History

comfyUI workflow 셋팅이 필요하다

B) 후보 모델들

Mochi 1: genmo/mochi-1-preview · Hugging Face
HunyuanVideo
LTX Video: GitHub - Lightricks/LTX-Video: Official repository for LTX-Video

C) EasyAnimate

GitHub - aigc-apps/EasyAnimate: 📺 An End-to-End Solution for High-Resolution and Long Video Generation Based on Transformer Diffusion

내가 본것중에 가장 좋은 img2vid 생성 능력을 보임. 다만 문제는 single gpu 만 처리가 가능하다는 점.

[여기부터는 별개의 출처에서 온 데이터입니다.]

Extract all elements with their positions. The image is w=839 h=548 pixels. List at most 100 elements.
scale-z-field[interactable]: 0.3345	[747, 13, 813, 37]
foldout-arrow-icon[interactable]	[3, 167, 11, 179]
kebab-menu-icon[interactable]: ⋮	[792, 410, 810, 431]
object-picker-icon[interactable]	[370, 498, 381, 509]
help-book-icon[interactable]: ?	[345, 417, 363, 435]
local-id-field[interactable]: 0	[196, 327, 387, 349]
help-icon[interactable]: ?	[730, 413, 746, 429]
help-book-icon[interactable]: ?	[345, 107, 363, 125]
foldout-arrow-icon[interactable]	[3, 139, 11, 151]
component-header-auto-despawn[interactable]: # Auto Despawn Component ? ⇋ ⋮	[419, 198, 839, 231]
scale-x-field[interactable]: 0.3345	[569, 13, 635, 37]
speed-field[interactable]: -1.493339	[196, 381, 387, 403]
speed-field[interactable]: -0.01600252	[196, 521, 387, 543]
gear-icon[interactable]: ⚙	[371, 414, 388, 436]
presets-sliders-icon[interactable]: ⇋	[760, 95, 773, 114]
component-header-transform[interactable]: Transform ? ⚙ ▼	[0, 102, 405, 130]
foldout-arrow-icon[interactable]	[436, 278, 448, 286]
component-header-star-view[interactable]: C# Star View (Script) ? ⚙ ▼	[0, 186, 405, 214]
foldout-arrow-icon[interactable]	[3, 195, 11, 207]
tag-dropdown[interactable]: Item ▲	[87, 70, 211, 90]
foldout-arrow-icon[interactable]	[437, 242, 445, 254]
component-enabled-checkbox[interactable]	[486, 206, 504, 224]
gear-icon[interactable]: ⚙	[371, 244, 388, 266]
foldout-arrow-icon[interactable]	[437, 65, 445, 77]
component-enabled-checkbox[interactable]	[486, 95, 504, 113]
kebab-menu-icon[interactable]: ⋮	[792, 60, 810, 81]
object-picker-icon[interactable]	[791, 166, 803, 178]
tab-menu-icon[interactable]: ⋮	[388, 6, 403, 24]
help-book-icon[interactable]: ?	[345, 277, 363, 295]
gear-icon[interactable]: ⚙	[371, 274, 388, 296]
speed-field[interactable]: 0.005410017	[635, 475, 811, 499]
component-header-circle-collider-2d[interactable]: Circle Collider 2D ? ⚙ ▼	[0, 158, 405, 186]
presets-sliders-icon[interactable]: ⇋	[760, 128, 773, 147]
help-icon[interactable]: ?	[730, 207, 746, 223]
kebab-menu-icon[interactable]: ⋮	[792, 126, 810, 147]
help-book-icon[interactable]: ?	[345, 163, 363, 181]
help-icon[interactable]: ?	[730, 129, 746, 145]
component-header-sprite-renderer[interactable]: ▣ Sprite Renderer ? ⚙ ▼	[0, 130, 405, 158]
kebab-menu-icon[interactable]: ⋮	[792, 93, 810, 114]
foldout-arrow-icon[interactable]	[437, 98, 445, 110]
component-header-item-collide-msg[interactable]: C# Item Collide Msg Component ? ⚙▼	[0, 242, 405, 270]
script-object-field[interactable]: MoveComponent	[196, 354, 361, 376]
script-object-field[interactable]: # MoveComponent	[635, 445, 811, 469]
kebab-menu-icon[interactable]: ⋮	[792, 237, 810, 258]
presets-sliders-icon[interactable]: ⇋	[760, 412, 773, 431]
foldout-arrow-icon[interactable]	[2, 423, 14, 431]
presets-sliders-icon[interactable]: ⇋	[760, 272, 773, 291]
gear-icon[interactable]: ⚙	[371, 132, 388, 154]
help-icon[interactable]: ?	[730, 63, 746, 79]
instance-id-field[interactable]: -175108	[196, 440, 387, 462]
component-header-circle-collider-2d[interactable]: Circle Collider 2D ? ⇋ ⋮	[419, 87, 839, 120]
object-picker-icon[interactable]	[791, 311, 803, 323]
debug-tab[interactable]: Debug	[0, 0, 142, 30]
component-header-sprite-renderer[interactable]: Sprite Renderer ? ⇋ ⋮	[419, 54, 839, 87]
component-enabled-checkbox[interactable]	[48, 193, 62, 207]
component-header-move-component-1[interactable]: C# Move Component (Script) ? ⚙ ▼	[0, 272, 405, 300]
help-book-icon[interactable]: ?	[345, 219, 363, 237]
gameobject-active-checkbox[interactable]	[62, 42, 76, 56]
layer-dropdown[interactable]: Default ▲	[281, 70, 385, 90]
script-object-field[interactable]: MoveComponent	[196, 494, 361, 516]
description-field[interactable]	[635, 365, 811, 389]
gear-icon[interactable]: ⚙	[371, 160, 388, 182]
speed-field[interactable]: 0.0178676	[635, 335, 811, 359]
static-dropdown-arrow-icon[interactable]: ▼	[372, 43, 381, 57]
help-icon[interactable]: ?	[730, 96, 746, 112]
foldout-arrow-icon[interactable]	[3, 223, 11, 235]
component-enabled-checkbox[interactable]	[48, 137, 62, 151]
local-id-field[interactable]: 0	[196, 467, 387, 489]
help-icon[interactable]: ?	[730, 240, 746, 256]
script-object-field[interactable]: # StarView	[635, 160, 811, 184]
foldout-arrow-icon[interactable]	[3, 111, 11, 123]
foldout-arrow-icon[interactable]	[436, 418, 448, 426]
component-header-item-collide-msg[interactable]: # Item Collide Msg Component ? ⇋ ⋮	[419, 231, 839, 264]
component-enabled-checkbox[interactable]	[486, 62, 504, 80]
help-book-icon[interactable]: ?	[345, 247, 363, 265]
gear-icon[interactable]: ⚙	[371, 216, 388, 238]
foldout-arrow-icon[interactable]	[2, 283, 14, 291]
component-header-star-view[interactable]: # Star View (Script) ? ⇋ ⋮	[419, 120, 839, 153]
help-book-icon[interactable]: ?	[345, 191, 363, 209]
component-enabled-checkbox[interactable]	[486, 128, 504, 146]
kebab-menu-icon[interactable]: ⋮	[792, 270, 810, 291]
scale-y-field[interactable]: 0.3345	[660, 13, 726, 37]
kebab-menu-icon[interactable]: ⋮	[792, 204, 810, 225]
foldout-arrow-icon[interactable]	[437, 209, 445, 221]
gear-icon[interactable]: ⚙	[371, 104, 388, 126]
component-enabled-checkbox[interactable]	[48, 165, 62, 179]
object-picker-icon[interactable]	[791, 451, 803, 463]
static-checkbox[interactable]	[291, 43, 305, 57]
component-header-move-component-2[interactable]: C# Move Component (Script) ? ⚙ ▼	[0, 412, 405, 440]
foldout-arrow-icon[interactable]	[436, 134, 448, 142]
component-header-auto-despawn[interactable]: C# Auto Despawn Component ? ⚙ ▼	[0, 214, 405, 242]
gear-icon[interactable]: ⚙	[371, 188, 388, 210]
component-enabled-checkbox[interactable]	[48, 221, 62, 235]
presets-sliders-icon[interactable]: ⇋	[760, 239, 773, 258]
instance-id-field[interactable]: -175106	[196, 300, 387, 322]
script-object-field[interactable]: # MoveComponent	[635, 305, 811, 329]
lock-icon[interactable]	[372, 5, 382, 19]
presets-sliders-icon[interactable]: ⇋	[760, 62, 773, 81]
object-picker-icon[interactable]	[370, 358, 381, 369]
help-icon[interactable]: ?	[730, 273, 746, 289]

xid 를 사용하면 parallel 추론이 가능하다고 한다: GitHub - xdit-project/xDiT: xDiT: A Scalable Inference Engine for Diffusion Transformers (DiTs) with Massive Parallelism

그리고 파인튜닝도 지원하는 것 같은데, 판다 동영상을 엄청 튜닝시키면 어떨까 싶음..?

D) Mochi

I’ve shared a couple ComfyUI workflows, if it helps. Just drag and drop the JSON file on ComfyUI, and it’ll load the workflow, then just install missing nodes in ComfyUI-Manager, and download the missing models:

txt2vid - https://gist.github.com/Jonseed/7ba98d34ef7684c25b73923f5578a844
img2vid - https://gist.github.com/Jonseed/d2630cc9598055bfff482ae99c2e3fb9

생각보다 너무 별로라서 스킵

D.1) (망한) 예시

|280

이런 이미지가 영상으로 바꿨더니 아래처럼 변했다.

|280

E) ComfyUI

E.1) CLIP - T5 Encoder

clip 쪽에 구글의 t5 인코더를 사용할 수 있다.

Repos

E.2) Wrapper 설치방법

comfyUI/custom-node 디렉토리에 wrapper 레포를 클론해주면 된다.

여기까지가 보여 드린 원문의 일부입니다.